Unless you wont to be in the same state  Ukraine is in now.

Posted by: Mark2 | Dec 18 2025 23:16 utc | 197

Let’s be realistic.  Highly improbable that the U$$A would even possibly become involved in a land war in Eastern Europe. The logistics alone would be untenable.  Cross the Atlantic in the face of Russian submarines?  Send out fleets of immense air transports, laden with supplies and/or troops?  Russian Anti-aircraft missilry is world class.
 
 As for motivated and well-trained ground-pounders?  As the Brooklyneese would say: “Fuggidaboudit”.  Who the hell wants to get killed, or maybe even worse, ptsd and missing limbs…a state of limbo.  By and large, American youth are mostly from surbabanese backgrounds.  Softies, but pretty good at video war-games.  Recruiters have been turning a huge proportion of would be enlistees.  Chronic obesity doesn’t fly jets or even ride in tanks…as for infantry…hardy, har, har, har.  At 81 years of age I can probably do physical labor without a break for hours at a time, being on the feet and in the zone.  Can the average 25 y.o. top that?
 
Nah, even the mass-murderer, Mao Tse Tung, long ago characterized the U$$A as  “paper tiger”.

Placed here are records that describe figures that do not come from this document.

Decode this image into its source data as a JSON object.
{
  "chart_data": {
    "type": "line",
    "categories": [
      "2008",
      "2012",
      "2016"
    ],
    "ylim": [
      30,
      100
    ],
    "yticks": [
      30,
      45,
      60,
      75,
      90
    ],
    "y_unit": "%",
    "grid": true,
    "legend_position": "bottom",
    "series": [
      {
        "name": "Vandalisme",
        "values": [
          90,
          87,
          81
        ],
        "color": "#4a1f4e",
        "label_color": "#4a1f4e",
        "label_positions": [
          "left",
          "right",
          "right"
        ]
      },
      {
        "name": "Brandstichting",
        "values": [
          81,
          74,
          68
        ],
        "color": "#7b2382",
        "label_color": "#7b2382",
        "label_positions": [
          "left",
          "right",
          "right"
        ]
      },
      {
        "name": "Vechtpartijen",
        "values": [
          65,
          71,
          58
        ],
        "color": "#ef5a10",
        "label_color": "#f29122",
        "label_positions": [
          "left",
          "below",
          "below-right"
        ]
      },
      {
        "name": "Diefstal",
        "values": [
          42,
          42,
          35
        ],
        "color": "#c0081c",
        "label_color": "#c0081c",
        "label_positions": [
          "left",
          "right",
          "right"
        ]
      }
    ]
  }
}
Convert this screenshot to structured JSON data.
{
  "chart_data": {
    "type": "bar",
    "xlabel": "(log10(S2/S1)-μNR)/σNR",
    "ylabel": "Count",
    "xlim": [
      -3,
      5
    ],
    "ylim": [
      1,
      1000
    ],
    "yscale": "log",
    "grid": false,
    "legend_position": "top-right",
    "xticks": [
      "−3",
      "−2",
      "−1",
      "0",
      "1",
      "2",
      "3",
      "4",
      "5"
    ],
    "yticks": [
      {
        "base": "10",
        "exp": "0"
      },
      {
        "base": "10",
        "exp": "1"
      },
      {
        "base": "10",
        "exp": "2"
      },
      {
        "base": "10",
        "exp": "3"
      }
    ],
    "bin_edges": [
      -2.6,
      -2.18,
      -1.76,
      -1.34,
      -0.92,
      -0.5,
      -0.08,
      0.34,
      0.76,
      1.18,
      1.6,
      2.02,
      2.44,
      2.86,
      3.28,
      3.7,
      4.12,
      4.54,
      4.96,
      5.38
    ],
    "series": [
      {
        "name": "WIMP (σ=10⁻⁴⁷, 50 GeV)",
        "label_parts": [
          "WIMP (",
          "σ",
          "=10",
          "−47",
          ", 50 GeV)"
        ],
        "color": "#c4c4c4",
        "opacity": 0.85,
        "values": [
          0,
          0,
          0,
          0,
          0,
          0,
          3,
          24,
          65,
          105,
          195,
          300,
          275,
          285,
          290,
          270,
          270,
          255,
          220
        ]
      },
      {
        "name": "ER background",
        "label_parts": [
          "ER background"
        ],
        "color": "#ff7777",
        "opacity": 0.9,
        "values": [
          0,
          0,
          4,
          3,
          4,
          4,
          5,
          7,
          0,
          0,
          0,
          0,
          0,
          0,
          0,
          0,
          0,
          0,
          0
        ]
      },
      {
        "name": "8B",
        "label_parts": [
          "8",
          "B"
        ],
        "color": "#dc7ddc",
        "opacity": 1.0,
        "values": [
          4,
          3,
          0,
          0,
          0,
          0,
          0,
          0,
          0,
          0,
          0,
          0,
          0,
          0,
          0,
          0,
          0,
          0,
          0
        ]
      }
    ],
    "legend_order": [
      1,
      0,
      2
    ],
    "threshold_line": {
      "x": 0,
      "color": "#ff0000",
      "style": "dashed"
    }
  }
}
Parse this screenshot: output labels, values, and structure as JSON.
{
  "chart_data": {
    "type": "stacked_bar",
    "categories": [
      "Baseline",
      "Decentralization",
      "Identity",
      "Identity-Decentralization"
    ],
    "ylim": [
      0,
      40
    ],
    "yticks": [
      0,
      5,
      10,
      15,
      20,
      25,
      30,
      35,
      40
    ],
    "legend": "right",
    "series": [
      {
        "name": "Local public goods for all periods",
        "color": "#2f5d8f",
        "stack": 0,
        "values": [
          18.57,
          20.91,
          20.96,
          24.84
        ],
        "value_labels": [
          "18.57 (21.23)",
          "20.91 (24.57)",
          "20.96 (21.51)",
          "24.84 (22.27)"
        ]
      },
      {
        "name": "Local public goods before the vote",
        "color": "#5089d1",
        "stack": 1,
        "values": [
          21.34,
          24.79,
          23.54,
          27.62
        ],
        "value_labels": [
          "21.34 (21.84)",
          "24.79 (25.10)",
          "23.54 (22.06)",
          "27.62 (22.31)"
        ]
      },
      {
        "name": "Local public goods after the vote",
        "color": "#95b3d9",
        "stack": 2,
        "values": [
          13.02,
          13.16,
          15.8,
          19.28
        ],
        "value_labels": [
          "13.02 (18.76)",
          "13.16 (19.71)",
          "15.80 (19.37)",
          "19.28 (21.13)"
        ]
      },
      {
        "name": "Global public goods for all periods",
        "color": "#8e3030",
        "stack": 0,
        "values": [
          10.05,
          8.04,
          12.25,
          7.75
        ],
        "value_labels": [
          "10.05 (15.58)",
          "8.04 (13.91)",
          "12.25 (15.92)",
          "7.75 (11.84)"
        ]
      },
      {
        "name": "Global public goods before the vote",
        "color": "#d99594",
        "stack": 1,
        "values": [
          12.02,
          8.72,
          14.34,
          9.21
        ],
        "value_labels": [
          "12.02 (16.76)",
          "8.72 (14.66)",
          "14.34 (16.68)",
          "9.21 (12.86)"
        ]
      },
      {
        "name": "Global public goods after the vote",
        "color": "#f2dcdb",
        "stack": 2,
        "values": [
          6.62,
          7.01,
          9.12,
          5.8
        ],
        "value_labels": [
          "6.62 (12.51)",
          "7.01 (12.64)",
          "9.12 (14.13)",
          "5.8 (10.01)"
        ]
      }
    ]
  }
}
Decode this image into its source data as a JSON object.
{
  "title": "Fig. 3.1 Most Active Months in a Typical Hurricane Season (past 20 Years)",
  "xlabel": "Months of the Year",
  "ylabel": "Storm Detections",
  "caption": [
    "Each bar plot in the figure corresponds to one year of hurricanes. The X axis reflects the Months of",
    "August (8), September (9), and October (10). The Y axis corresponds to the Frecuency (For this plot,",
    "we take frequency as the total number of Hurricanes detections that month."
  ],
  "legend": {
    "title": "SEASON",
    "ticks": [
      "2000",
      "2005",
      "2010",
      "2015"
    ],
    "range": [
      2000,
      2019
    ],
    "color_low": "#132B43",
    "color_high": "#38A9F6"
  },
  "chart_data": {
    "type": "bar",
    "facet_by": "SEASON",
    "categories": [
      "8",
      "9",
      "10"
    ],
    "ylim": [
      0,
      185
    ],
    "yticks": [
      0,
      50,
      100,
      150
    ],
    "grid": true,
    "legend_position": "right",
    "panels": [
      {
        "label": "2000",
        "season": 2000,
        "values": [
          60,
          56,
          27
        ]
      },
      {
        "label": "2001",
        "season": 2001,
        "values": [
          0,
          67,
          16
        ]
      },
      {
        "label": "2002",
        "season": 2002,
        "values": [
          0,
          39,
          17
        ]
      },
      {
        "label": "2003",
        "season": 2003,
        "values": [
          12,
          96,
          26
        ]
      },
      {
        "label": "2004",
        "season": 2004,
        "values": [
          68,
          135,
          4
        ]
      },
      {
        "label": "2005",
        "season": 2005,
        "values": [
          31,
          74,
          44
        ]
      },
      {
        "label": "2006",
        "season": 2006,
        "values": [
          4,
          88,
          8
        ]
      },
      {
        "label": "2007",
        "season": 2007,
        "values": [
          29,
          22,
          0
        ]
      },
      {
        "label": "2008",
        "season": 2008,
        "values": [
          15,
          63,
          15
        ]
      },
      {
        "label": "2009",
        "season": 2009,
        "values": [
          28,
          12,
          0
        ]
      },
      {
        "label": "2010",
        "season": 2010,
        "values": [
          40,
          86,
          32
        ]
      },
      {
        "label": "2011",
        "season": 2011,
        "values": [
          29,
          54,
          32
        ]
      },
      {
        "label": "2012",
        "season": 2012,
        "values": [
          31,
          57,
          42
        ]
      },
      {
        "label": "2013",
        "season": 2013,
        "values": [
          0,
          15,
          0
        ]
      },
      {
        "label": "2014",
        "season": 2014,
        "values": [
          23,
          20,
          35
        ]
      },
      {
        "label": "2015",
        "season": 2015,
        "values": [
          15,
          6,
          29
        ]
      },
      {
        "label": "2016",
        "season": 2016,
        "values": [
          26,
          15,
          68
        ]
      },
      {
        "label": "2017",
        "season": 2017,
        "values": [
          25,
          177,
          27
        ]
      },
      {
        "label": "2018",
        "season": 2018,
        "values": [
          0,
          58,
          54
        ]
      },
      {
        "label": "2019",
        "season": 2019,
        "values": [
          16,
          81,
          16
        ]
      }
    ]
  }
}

Posted by: aristodemos | Dec 18 2025 23:16 utc | 198

China had the golden opportunity to take back Taiwan since 2022 when the West was preoccupied with Ukraine and Israel. Failed to grab the opportunity and now it’s too late, too costly and less valuable. One who hesitates lose.
 
Posted by: Jason | Dec 18 2025 21:20 utc | 134
 
#######
 
A very Western perspective.
 
China will return Taiwan without firing a shot. It is China, it will always be China. Taiwan has nothing technologically that China cannot replicate in 12 months. China will be the global leader in semiconductors (all types) by the end of the current and latest 5-year plan.
 
All of that American money sent to Taipei, and not invested in education or infrastructure, will be for naught. A lot of it is borrowed money, and the future compounding debt will be paying for Taiwan long after Taiwan returns home to the mainland.

Posted by: LoveDonbass | Dec 18 2025 23:18 utc | 199

I haven’t checked here a while, but there’s nothing more welcoming than reading painter and rk still peddling their bullshit. No better sign that NATO is still being flushed down the toilet of history.